Al Gore to Air Longest Reality TV Show Episode Ever
...And It's All About Climate
Al Gore has been in the news quite a bit lately -- and not just because I unwittingly helped start a far-right media frenzy by filming his comments on population issues. Between the release of his acclaimed Our Choice book and iPad app, his cable TV network's acquiring of Keith Olbermann for a daily talk show, and a fiery article in a recent Rolling Stone, it's become pretty clear: The man who introduced climate change to the American public is back at stage center. And his latest project is likely to bring that spotlight even more into focus: A 24-hour reality TV event that will delve deeper into climate issues than anything yet attempted on the silver screen.It will be the opening salvo from his newly formed Climate Reality Project (a sort of rebranding of the Alliance for Climate Protection), and according to the New York Times, it will go something like this:
The group's first program will be a live-streamed event called 24 Hours of Reality and held on Sept. 14-15. According to a press release from the organization, "people all around the globe living with the impacts of climate change will connect the dots between recent extreme weather events -- including floods, droughts and storms -- and the man-made pollution that is changing our climate."And as you can tell by watching the trailer in the video above, it will also seek to expose the fossil fuel industry's efforts to control the climate debate -- a theme he hit on in that Rolling Stone piece as well.
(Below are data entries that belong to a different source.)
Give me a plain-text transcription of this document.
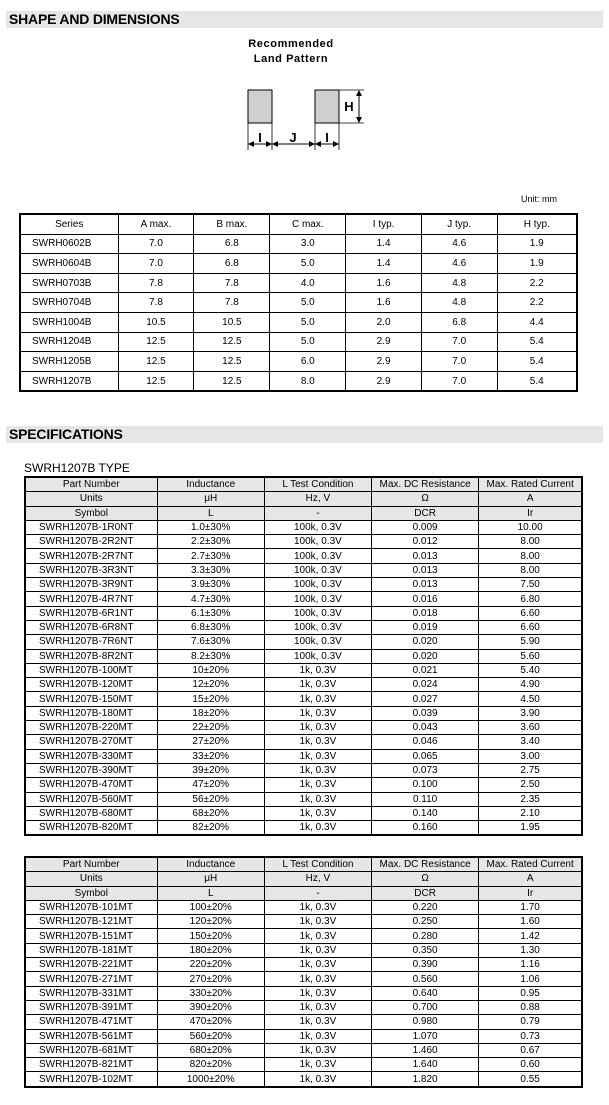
SHAPE AND DIMENSIONS
Recommended
Land Pattern
H
I J I
Unit: mm
Series	A max.	B max.	C max.	I typ.	J typ.	H typ.
SWRH0602B	7.0	6.8	3.0	1.4	4.6	1.9
SWRH0604B	7.0	6.8	5.0	1.4	4.6	1.9
SWRH0703B	7.8	7.8	4.0	1.6	4.8	2.2
SWRH0704B	7.8	7.8	5.0	1.6	4.8	2.2
SWRH1004B	10.5	10.5	5.0	2.0	6.8	4.4
SWRH1204B	12.5	12.5	5.0	2.9	7.0	5.4
SWRH1205B	12.5	12.5	6.0	2.9	7.0	5.4
SWRH1207B	12.5	12.5	8.0	2.9	7.0	5.4
SPECIFICATIONS
SWRH1207B TYPE
Part Number	Inductance	L Test Condition	Max. DC Resistance	Max. Rated Current
Units	μH	Hz, V	Ω	A
Symbol	L	-	DCR	Ir
SWRH1207B-1R0NT	1.0±30%	100k, 0.3V	0.009	10.00
SWRH1207B-2R2NT	2.2±30%	100k, 0.3V	0.012	8.00
SWRH1207B-2R7NT	2.7±30%	100k, 0.3V	0.013	8.00
SWRH1207B-3R3NT	3.3±30%	100k, 0.3V	0.013	8.00
SWRH1207B-3R9NT	3.9±30%	100k, 0.3V	0.013	7.50
SWRH1207B-4R7NT	4.7±30%	100k, 0.3V	0.016	6.80
SWRH1207B-6R1NT	6.1±30%	100k, 0.3V	0.018	6.60
SWRH1207B-6R8NT	6.8±30%	100k, 0.3V	0.019	6.60
SWRH1207B-7R6NT	7.6±30%	100k, 0.3V	0.020	5.90
SWRH1207B-8R2NT	8.2±30%	100k, 0.3V	0.020	5.60
SWRH1207B-100MT	10±20%	1k, 0.3V	0.021	5.40
SWRH1207B-120MT	12±20%	1k, 0.3V	0.024	4.90
SWRH1207B-150MT	15±20%	1k, 0.3V	0.027	4.50
SWRH1207B-180MT	18±20%	1k, 0.3V	0.039	3.90
SWRH1207B-220MT	22±20%	1k, 0.3V	0.043	3.60
SWRH1207B-270MT	27±20%	1k, 0.3V	0.046	3.40
SWRH1207B-330MT	33±20%	1k, 0.3V	0.065	3.00
SWRH1207B-390MT	39±20%	1k, 0.3V	0.073	2.75
SWRH1207B-470MT	47±20%	1k, 0.3V	0.100	2.50
SWRH1207B-560MT	56±20%	1k, 0.3V	0.110	2.35
SWRH1207B-680MT	68±20%	1k, 0.3V	0.140	2.10
SWRH1207B-820MT	82±20%	1k, 0.3V	0.160	1.95
Part Number	Inductance	L Test Condition	Max. DC Resistance	Max. Rated Current
Units	μH	Hz, V	Ω	A
Symbol	L	-	DCR	Ir
SWRH1207B-101MT	100±20%	1k, 0.3V	0.220	1.70
SWRH1207B-121MT	120±20%	1k, 0.3V	0.250	1.60
SWRH1207B-151MT	150±20%	1k, 0.3V	0.280	1.42
SWRH1207B-181MT	180±20%	1k, 0.3V	0.350	1.30
SWRH1207B-221MT	220±20%	1k, 0.3V	0.390	1.16
SWRH1207B-271MT	270±20%	1k, 0.3V	0.560	1.06
SWRH1207B-331MT	330±20%	1k, 0.3V	0.640	0.95
SWRH1207B-391MT	390±20%	1k, 0.3V	0.700	0.88
SWRH1207B-471MT	470±20%	1k, 0.3V	0.980	0.79
SWRH1207B-561MT	560±20%	1k, 0.3V	1.070	0.73
SWRH1207B-681MT	680±20%	1k, 0.3V	1.460	0.67
SWRH1207B-821MT	820±20%	1k, 0.3V	1.640	0.60
SWRH1207B-102MT	1000±20%	1k, 0.3V	1.820	0.55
The video feed will feature scientists, celebrities, executives and citizens from places like Tonga, Mexico City and Alaska, along with Mr. Gore. It will be broadcast over 24 hours in 24 time zones and in multiple languages, the group said.
It's an interesting, unorthodox idea to be sure. Different content will be aired for different regions and time zones. The strategy seems to be to generate some buzz for the show by treating it like an event, and then honing in on local-level climate issues. It's all a little confusing, but my curiosity is certainly piqued, so maybe that's the point -- I'll be tuning in.